I am new with numpy arrays and running into a performance issue,我是 numpy arrays 的新手,遇到了性能问题,

processing of 3M rows takes around 8min and I wondering, whether the partitioning of the numpy arrays as shown below is the best way to process the results of the numpy array,处理 3M 行大约需要 8 分钟,我想知道如下所示的 numpy arrays 的分区是否是处理 numpy 数组结果的最佳方式,

   import re, math, time
   import numpy as np
   from tqdm import tqdm

   hdf5_array=np.random.rand(3000000, 3, 4, 8, 1, 1, 1, 2)
   ndarray = np.squeeze(hdf5_array)
   print (hdf5_array.shape, ndarray.shape)
   num_elm = ndarray.shape[0]
   num_iter = ndarray.shape[2]
   num_int_points = ndarray.shape[3]
   res_array = np.zeros([num_iter, num_elm, 3, 2], dtype=np.float32)
   for i, row in enumerate(tqdm(ndarray)):
           for xyz in range(3):
               xyz_array = np.squeeze(np.take(row,[xyz],axis=0),axis=0)
               for iter in range(num_iter):
                   iter_row = np.squeeze(np.take(xyz_array,[iter],axis=0), axis=0)
                   mean_list = np.mean(iter_row, axis=0)
   print (type(res_array), res_array.ndim, res_array.dtype, res_array.shape)

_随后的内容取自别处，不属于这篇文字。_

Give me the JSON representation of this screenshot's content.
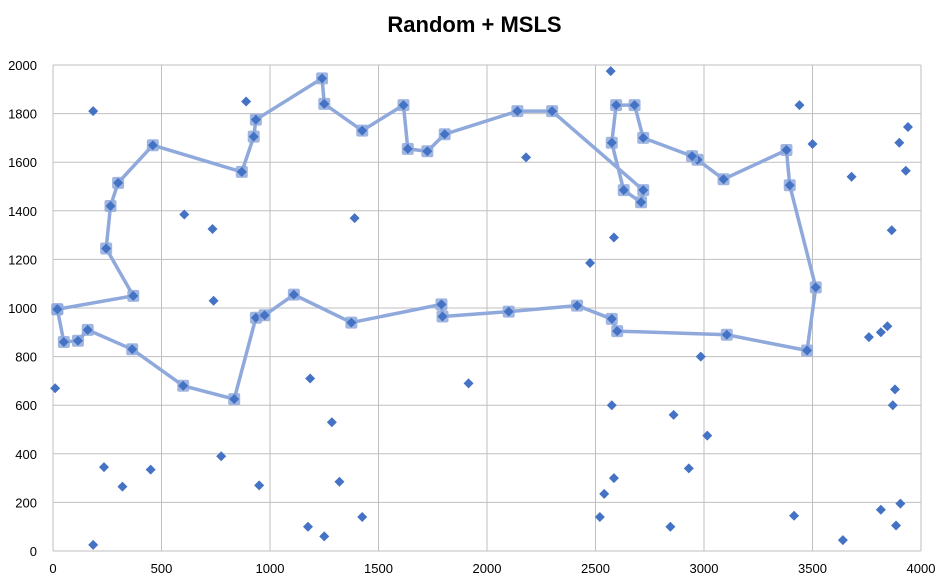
{
  "chart_data": {
    "type": "scatter",
    "title": "Random + MSLS",
    "xlabel": "",
    "ylabel": "",
    "xlim": [
      0,
      4000
    ],
    "ylim": [
      0,
      2000
    ],
    "xticks": [
      0,
      500,
      1000,
      1500,
      2000,
      2500,
      3000,
      3500,
      4000
    ],
    "yticks": [
      0,
      200,
      400,
      600,
      800,
      1000,
      1200,
      1400,
      1600,
      1800,
      2000
    ],
    "grid": true,
    "colors": {
      "points": "#4472c4",
      "route": "#8fa9dc",
      "grid": "#bfbfbf"
    },
    "series": [
      {
        "kind": "points",
        "points": [
          [
            10,
            670
          ],
          [
            185,
            1810
          ],
          [
            185,
            25
          ],
          [
            235,
            345
          ],
          [
            320,
            265
          ],
          [
            450,
            335
          ],
          [
            605,
            1385
          ],
          [
            735,
            1325
          ],
          [
            740,
            1030
          ],
          [
            775,
            390
          ],
          [
            890,
            1850
          ],
          [
            950,
            270
          ],
          [
            1175,
            100
          ],
          [
            1185,
            710
          ],
          [
            1250,
            60
          ],
          [
            1285,
            530
          ],
          [
            1320,
            285
          ],
          [
            1390,
            1370
          ],
          [
            1425,
            140
          ],
          [
            1915,
            690
          ],
          [
            2180,
            1620
          ],
          [
            2475,
            1185
          ],
          [
            2520,
            140
          ],
          [
            2540,
            235
          ],
          [
            2570,
            1975
          ],
          [
            2575,
            600
          ],
          [
            2585,
            300
          ],
          [
            2585,
            1290
          ],
          [
            2845,
            100
          ],
          [
            2860,
            560
          ],
          [
            2930,
            340
          ],
          [
            2985,
            800
          ],
          [
            3015,
            475
          ],
          [
            3440,
            1835
          ],
          [
            3500,
            1675
          ],
          [
            3415,
            145
          ],
          [
            3640,
            45
          ],
          [
            3680,
            1540
          ],
          [
            3760,
            880
          ],
          [
            3815,
            900
          ],
          [
            3815,
            170
          ],
          [
            3845,
            925
          ],
          [
            3865,
            1320
          ],
          [
            3870,
            600
          ],
          [
            3880,
            665
          ],
          [
            3885,
            105
          ],
          [
            3900,
            1680
          ],
          [
            3905,
            195
          ],
          [
            3930,
            1565
          ],
          [
            3940,
            1745
          ]
        ]
      },
      {
        "kind": "route",
        "points": [
          [
            20,
            995
          ],
          [
            50,
            860
          ],
          [
            115,
            865
          ],
          [
            160,
            910
          ],
          [
            365,
            830
          ],
          [
            600,
            680
          ],
          [
            835,
            625
          ],
          [
            935,
            960
          ],
          [
            975,
            970
          ],
          [
            1110,
            1055
          ],
          [
            1375,
            940
          ],
          [
            1790,
            1015
          ],
          [
            1795,
            965
          ],
          [
            2100,
            985
          ],
          [
            2415,
            1010
          ],
          [
            2575,
            955
          ],
          [
            2600,
            905
          ],
          [
            3105,
            890
          ],
          [
            3475,
            825
          ],
          [
            3515,
            1085
          ],
          [
            3395,
            1505
          ],
          [
            3380,
            1650
          ],
          [
            3090,
            1530
          ],
          [
            2970,
            1610
          ],
          [
            2945,
            1625
          ],
          [
            2720,
            1700
          ],
          [
            2680,
            1835
          ],
          [
            2595,
            1835
          ],
          [
            2575,
            1680
          ],
          [
            2630,
            1485
          ],
          [
            2710,
            1435
          ],
          [
            2720,
            1485
          ],
          [
            2300,
            1810
          ],
          [
            2140,
            1810
          ],
          [
            1805,
            1715
          ],
          [
            1725,
            1645
          ],
          [
            1635,
            1655
          ],
          [
            1615,
            1835
          ],
          [
            1425,
            1730
          ],
          [
            1250,
            1840
          ],
          [
            1240,
            1945
          ],
          [
            935,
            1775
          ],
          [
            925,
            1705
          ],
          [
            870,
            1560
          ],
          [
            460,
            1670
          ],
          [
            300,
            1515
          ],
          [
            265,
            1420
          ],
          [
            245,
            1245
          ],
          [
            370,
            1050
          ],
          [
            20,
            995
          ]
        ]
      }
    ]
  }
}
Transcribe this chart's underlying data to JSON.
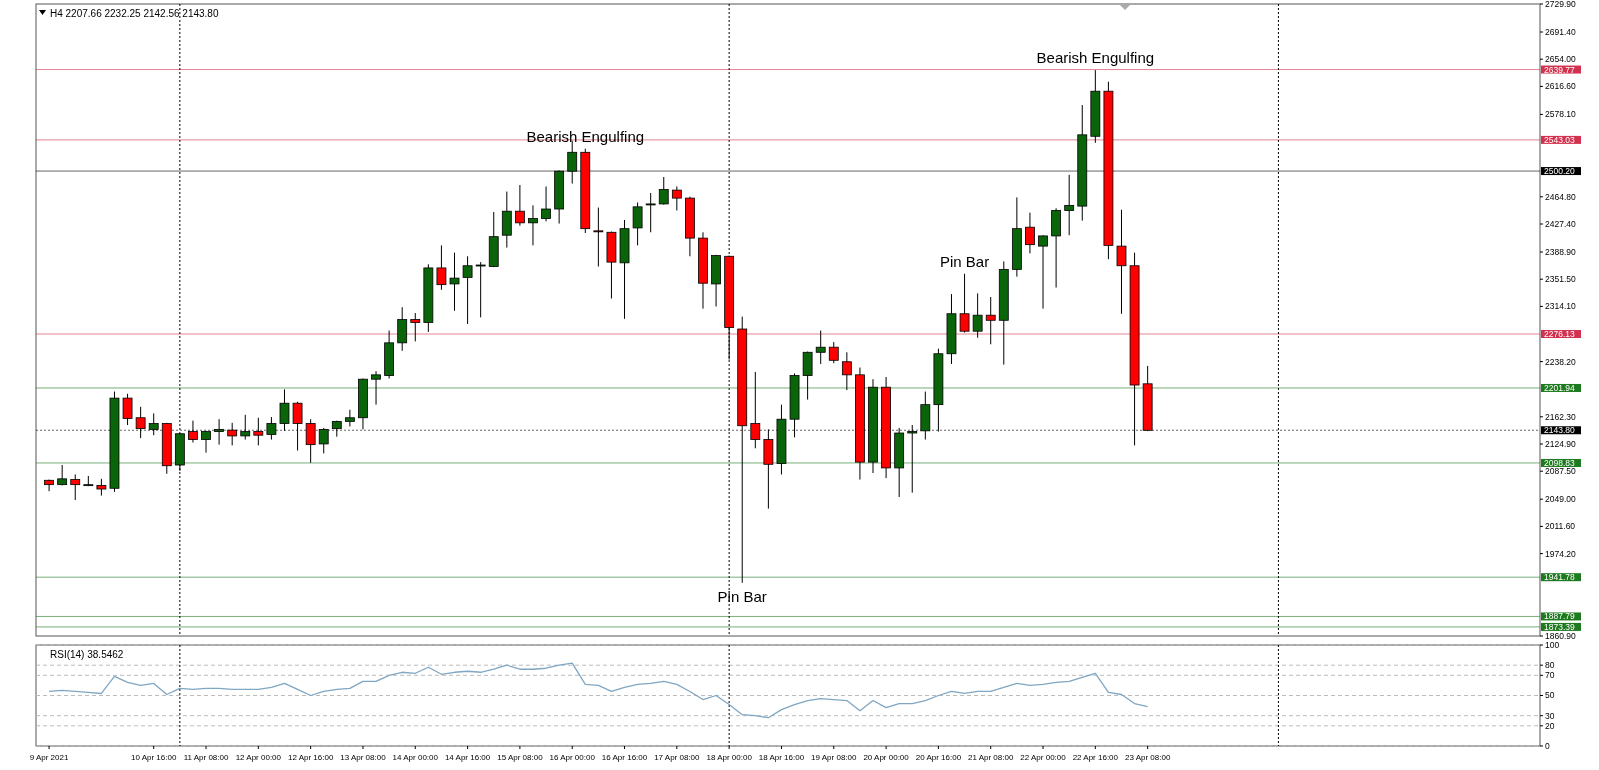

finally a mean value of results should be created and saved into a new array, but maybe also the nested loops are the problem but I assume that can not be avoided?最后应该创建一个结果的平均值并将其保存到一个新数组中,但也许嵌套循环也是问题所在但我认为这是无法避免的?

maybe someone has a good hint in what direction should I go to improve the performance?也许有人对我应该 go 提高性能的方向有很好的提示?

the basic idea here is an array from a hdf5 file that should be processed to get average value of 8 different values in that array,这里的基本思想是一个来自 hdf5 文件的数组,应该对其进行处理以获得该数组中 8 个不同值的平均值,

so finally I want to have as result an array of size (4, 3000000, 3, 2) that contains the average value of the 8 values in the orig array, the rest should be the same,所以最后我想得到一个大小为 (4, 3000000, 3, 2) 的数组,其中包含 orig 数组中 8 个值的平均值,其余的应该相同,

but to touch all 8 values that needs to be averaged, I go into the loops and separate them,但是为了触及需要平均的所有 8 个值,我进入循环并将它们分开,

if avoiding the last step and avoiding np.mean and use instead a loop over the [8,2] array gives a little bit speed-up, but only a little...如果避免最后一步并避免 np.mean 并改用 [8,2] 数组上的循环可以加快速度,但只有一点点......

    sum_r = 0.0 
    sum_i = 0.0
    for p in range(num_int_points):
        sum_r = sum_r + iter_row[p][0]
        sum_i = sum_i + iter_row[p][1]
    res_array[iter, i, xyz, 0:2] = [sum_r / float(num_int_points), sum_i / float(num_int_points)]

The nested loops are certainly killing your performance.嵌套循环肯定会扼杀你的表现。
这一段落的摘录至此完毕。